Stat5 and Grb2 can bind to site pY992 and pY1068, respectively. PLC γ 1 can bind to pY992 or pY1173. Shc can bind to pY1148 or pY1173. These six interaction possibilities were translated into visually encoded reaction rules using the Simmune Modeler. In [23], the authors reported several binding constraints in this system. For example, once an adaptor PLC γ 1 binds to pY992 or pY1173, it prevents another PLC γ 1 from binding to the other, remaining, site. To accommodate these constraints in our model, we assigned two molecule component states “bndPLCg992” and “bndPLCg1173” to the EGFR species indicating whether a PLC γ 1 is bound to either one of the two binding sites pY992 and pY1173, respectively. An additional state “bndSHC1148” is needed for the constraint that the binding of Shc to site pY1148 and the binding of PLC γ 1 to site pY1173 are mutually exclusive. Figure 10 shows the representation of complex species EGFR with the aforementioned binding sites and molecule component statuses.
The conditions for binding of PLC γ 1 to the EGFR using the two possible sites are depicted in Figure 11. PLC γ 1 can only bind to EGFR when both molecule component states “bndPLCg992” and “bndPLCg1173” are “off”. After ligation, the corresponding state – pY992 or pY1173, depending on which site PLC γ 1 has bound to, switches to “on”, thereby blocking the other site for a second PLC γ 1 molecule. As depicted in Figure 11b “bndSHC1148” must be in the “off” state to permit the binding of PLC γ 1 to site pY1173.

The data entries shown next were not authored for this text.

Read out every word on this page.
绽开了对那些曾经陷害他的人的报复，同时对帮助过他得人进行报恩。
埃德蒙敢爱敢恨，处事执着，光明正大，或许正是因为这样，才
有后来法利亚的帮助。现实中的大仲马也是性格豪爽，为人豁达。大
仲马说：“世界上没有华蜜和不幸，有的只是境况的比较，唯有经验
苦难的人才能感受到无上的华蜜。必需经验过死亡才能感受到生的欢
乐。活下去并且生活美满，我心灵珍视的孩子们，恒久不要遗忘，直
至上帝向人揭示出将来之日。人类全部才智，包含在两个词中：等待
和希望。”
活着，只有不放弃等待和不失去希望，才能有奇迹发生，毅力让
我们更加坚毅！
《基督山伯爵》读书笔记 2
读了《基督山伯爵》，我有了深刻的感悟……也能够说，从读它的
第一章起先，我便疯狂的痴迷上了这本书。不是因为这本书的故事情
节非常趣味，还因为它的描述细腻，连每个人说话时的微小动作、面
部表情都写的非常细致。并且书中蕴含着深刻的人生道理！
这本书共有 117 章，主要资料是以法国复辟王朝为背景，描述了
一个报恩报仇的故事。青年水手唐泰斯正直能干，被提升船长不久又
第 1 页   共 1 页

After loading the model into the NetworkViewer, the network overview in Figure 12 shows the possible reactions between the adaptors and the EGFR as well as the binding sites these reactions involve. For example, PLC γ 1 can bind in two ways to the EGFR using two different binding sites. After selecting the corresponding intermediate node, the display shows that the binding of PLC γ 1 to site pY992 changes the state “bndPLCg992” from “off” to “on”.
We can now use the search functionality to verify the binding constraints implemented in the EGFR model. For example, in Figure 13a, a search on the states of the EGFR shows that whenever the state “bndPLCg992” is “on”, no second PLC γ 1 can bind to the EGFR. Similarly, in Figure 13b, whenever the state “bndSHC1148” is “on” PLC γ 1 cannot bind to site pY1173. Moreover, Shc cannot bind to site pY1148 either when the state “bndSHC1148” is “on”. Since an “on” state of “bndSHC1148” indicates that Shc is already bound to site pY1148, it is obvious that there cannot be another Shc binding to the same site.